To explore the impact of ARGs on prognosis in colon cancer patients, 20 prognosis-related ARGs were identified using univariate Cox regression analysis. Eight of the 20 (40%) ARGs that remained significant after multivariate analysis have been associated with prognosis in colon cancer or other malignant carcinomas. Gil et al. [14] observed that the expression of MAP1LC3C was downregulated in colorectal cancer tissues and was negatively associated with TNM stage. Yuan et al. [15] reported that downregulation of DAPK1 promotes chemoresistance and metastasis of colorectal cancer, while inhibition of DAPK1 promotes the epithelial-to-mesenchymal transition (EMT) of tumor stem cells. Hypermethylation of the MAPK9 promoter region affected the MAPK signaling pathway, focal adhesion, and Wnt signaling pathway in colorectal cancer (CRC) [16]. Soo Jung Lee et al. [17] reported that genetic variation in the TSC1 gene may be useful as a biomarker for predicting patient outcomes after CRC resection surgery. High expression of SERPINA1 has been associated with advanced stage, lymph node metastasis, and poor prognosis of CRC patients, and may be useful as a prognostic marker and candidate therapeutic target for CRC [18]. Salemi et al. [19] observed overexpression of CASP3 in LNCaP and PC-3 prostate cancer cell lines. Upregulation of the ULK3 gene is known to occur in several tumor types, and ULK3 silencing suppresses tumor progression. ULK3 connects two key signaling pathways in the transformation of normal fibroblasts into cancer-associated fibroblasts and, therefore, may represent a potential target for cancer therapy [20]. WIPI1 has been proposed to be a new biomarker related to melanoma at both the gene and protein levels [21]. A previous research has documented that missense mutations constitutively activate oncoproteins [22] and that missense mutations are the most common type of mutation in ARGs associated with colon cancer.

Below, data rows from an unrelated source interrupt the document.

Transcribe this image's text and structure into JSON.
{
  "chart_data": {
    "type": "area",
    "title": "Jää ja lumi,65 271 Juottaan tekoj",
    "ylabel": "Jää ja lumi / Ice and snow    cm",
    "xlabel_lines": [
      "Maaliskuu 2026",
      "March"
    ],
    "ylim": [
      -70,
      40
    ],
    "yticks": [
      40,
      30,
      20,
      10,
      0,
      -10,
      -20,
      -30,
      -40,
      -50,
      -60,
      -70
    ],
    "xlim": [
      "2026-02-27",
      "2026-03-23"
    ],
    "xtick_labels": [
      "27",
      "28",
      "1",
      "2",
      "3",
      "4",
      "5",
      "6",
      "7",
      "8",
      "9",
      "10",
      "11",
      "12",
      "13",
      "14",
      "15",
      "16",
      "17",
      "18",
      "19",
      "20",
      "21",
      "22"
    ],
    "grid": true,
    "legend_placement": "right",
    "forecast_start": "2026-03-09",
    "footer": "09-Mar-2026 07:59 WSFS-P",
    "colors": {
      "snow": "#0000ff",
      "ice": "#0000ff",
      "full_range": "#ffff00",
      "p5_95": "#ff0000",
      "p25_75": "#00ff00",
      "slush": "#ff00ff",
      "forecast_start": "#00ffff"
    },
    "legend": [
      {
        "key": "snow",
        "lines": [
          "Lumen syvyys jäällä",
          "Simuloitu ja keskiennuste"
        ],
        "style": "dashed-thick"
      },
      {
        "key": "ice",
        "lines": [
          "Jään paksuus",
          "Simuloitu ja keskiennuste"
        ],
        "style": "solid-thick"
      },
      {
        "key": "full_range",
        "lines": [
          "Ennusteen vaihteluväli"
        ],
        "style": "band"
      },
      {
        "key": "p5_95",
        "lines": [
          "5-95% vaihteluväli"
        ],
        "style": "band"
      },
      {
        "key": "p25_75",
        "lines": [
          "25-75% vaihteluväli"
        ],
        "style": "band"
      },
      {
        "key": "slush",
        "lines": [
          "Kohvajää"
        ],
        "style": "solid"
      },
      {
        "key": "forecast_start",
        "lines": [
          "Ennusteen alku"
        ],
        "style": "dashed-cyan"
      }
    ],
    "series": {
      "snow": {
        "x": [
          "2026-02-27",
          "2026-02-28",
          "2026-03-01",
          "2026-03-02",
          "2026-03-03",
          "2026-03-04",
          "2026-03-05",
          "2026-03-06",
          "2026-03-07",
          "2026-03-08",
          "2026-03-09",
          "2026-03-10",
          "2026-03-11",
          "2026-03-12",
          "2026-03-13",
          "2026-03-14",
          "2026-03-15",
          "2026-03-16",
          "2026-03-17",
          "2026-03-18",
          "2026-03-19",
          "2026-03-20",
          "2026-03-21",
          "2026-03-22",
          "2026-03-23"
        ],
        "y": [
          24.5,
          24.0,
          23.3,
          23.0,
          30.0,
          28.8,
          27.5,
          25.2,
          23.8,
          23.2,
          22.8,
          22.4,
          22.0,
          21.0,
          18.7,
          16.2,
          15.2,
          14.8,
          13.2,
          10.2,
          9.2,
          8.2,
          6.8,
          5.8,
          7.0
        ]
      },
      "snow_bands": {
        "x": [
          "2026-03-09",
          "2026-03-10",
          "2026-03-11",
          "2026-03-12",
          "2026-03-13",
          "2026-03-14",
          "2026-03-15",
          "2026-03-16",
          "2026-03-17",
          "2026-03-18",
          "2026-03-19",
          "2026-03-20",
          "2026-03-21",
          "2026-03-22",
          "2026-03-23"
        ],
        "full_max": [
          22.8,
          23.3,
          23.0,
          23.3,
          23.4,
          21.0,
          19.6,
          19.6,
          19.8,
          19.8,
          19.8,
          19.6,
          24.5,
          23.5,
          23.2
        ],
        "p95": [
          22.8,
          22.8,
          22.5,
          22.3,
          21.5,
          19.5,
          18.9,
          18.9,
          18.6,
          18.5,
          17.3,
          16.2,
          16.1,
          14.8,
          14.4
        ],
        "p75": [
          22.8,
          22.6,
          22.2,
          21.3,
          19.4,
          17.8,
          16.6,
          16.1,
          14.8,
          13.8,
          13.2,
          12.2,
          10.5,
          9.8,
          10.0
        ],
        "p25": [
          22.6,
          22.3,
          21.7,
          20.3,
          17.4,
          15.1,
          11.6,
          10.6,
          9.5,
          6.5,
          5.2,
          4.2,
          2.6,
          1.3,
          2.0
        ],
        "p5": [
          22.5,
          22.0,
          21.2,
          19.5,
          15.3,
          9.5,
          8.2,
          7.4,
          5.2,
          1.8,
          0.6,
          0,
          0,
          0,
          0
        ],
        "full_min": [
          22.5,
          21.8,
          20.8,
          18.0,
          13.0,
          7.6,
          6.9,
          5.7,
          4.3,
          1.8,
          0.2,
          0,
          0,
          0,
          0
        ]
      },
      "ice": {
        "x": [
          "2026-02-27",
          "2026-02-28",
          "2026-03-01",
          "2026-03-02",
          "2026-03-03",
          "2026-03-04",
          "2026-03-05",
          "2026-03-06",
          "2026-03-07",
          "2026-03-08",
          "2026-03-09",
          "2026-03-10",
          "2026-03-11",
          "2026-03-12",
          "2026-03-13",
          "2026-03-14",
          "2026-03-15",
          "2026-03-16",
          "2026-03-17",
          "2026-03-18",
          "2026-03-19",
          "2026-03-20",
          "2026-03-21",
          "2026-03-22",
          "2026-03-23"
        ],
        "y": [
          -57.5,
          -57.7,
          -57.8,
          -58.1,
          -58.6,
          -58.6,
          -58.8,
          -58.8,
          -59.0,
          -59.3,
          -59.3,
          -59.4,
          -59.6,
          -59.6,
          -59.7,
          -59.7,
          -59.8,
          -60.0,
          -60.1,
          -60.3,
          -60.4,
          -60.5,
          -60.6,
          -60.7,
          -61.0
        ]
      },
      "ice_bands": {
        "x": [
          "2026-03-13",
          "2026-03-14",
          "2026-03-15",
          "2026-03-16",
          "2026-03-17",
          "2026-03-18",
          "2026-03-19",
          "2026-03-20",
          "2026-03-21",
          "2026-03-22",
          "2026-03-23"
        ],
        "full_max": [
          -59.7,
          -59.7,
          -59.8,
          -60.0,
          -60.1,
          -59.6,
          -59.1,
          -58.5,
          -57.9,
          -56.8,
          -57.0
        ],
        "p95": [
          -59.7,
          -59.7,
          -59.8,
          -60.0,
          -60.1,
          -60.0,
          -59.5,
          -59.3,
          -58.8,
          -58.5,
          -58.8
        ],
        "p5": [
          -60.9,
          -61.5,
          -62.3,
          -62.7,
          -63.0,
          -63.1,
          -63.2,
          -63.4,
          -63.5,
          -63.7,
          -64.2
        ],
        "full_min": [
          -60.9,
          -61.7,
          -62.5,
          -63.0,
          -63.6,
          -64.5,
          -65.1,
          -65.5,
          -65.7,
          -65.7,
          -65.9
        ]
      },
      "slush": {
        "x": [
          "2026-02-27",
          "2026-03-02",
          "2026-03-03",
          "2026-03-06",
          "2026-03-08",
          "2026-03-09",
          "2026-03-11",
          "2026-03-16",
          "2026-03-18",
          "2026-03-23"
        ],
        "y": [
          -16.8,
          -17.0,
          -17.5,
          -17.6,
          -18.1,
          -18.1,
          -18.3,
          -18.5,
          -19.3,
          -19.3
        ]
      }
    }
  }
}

Eight ARGs were used to predict patient prognosis and provide information for individualized treatment. To better understand the utility of clinical features and risk score on predicting outcomes, univariate and multivariate Cox analyses were performed. These analyses revealed that the calculated risk score is an independent predictor of patient prognosis. Because nomograms are widely used prediction tools in oncology, especially for cancer prognosis [23, 24], we developed a nomogram model to visualize the effects of clinical features and risk score on patients’ 3- and 5-year survival probabilities. Calibration graphs verified that the nomogram had high prediction efficiency. Our nomogram of the online version provided more convenient and accurate prediction for colon cancer patients, it could be easily accessed by researchers and clinicians. As mentioned above, our risk score was associated with tumor infiltration depth and distant metastasis, suggesting that it may be related to the development and migration of colon cancer.

This study had several limitations. Subsequent molecular biological experiments are needed to further examine the function of ARGs in colon cancer development and to better understand carcinogenic mechanisms. Additional clinical cases will be required to maximize stability and the predictive ability of our established model.

In conclusion, our analysis of gene expression profiles and corresponding clinical characteristics identified prognosis-related ARGs in colon cancer. Genes associated with autophagy may represent new targets for developing improved treatment options and interventions for patients with colon cancer. Based on the molecular characteristics of autophagy, we constructed a new risk scoring model, which can effectively evaluate the prognosis of colon cancer patients. Additional studies are needed to validate the findings of this study and provide a basis for individualized treatment.